Fighting for Beauty
“All those who are struggling for freedom today are ultimately fighting for beauty.” ALBERT CAMUS · HELEN'S EXILE
Near the end of Helen’s Exile, Camus makes a claim that sounds almost too lovely to be serious. All those who are struggling for freedom today, he writes, are ultimately fighting for beauty.
It is easy to miss how much he means by it. We are used to defending freedom in grim, practical terms, as a matter of rights, of safety, of not being oppressed. Camus denies none of that. But he insists there is something underneath, something the grim language leaves out. We do not finally want freedom in order to be efficient, or even to be safe. We want it so that life can be beautiful, so that there can be unforced love, real laughter, a morning that belongs to us, the sea, the light, a long meal among friends with nowhere we have to be. Strip a life of freedom and you do not only remove its rights. You drain its beauty. The unfree life, however well-fed, goes gray.

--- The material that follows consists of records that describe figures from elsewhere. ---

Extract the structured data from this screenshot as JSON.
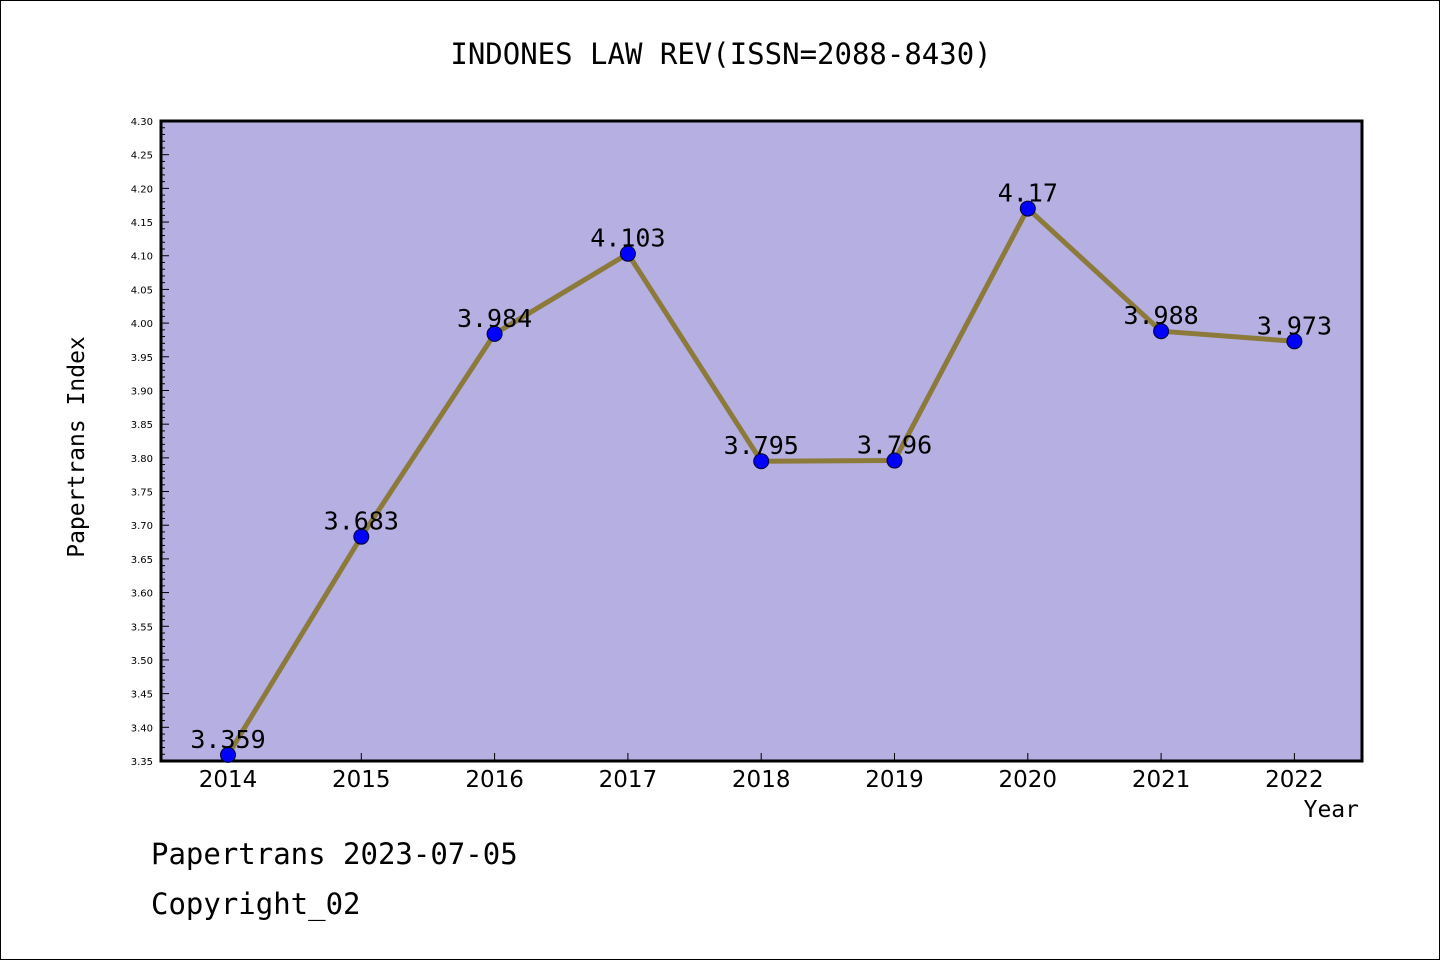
{
  "chart_data": {
    "type": "line",
    "title": "INDONES LAW REV(ISSN=2088-8430)",
    "xlabel": "Year",
    "ylabel": "Papertrans Index",
    "categories": [
      "2014",
      "2015",
      "2016",
      "2017",
      "2018",
      "2019",
      "2020",
      "2021",
      "2022"
    ],
    "values": [
      3.359,
      3.683,
      3.984,
      4.103,
      3.795,
      3.796,
      4.17,
      3.988,
      3.973
    ],
    "data_labels": [
      "3.359",
      "3.683",
      "3.984",
      "4.103",
      "3.795",
      "3.796",
      "4.17",
      "3.988",
      "3.973"
    ],
    "ylim": [
      3.35,
      4.3
    ],
    "y_ticks": [
      "3.35",
      "3.40",
      "3.45",
      "3.50",
      "3.55",
      "3.60",
      "3.65",
      "3.70",
      "3.75",
      "3.80",
      "3.85",
      "3.90",
      "3.95",
      "4.00",
      "4.05",
      "4.10",
      "4.15",
      "4.20",
      "4.25",
      "4.30"
    ],
    "grid": false,
    "colors": {
      "plot_background": "#b5afe2",
      "line": "#8b7a3a",
      "marker": "#0000ff",
      "axis": "#000000"
    }
  },
  "footer": {
    "date_text": "Papertrans 2023-07-05",
    "copyright_text": "Copyright_02"
  }
}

This is the warm heart of the whole month, and it points toward where this book is heading in its final chapters. The purpose of freedom is not freedom. The purpose is the beauty that only freedom lets in. Every refusal to be diminished, every wall named and crossed, every honest word and unhoarded liberty has been, underneath, a fight to keep life worth looking at.
It is worth remembering when freedom feels like only struggle and weight, as it sometimes has this month. You are not fighting for an abstraction. You are fighting for the beautiful, ordinary things, the ones that cannot grow in a cage.
Today, claim one small, beautiful thing that your freedom makes possible. Watch the light move on a wall, linger over something for no reason, choose an hour purely because it is lovely. Remember what the whole struggle has been for.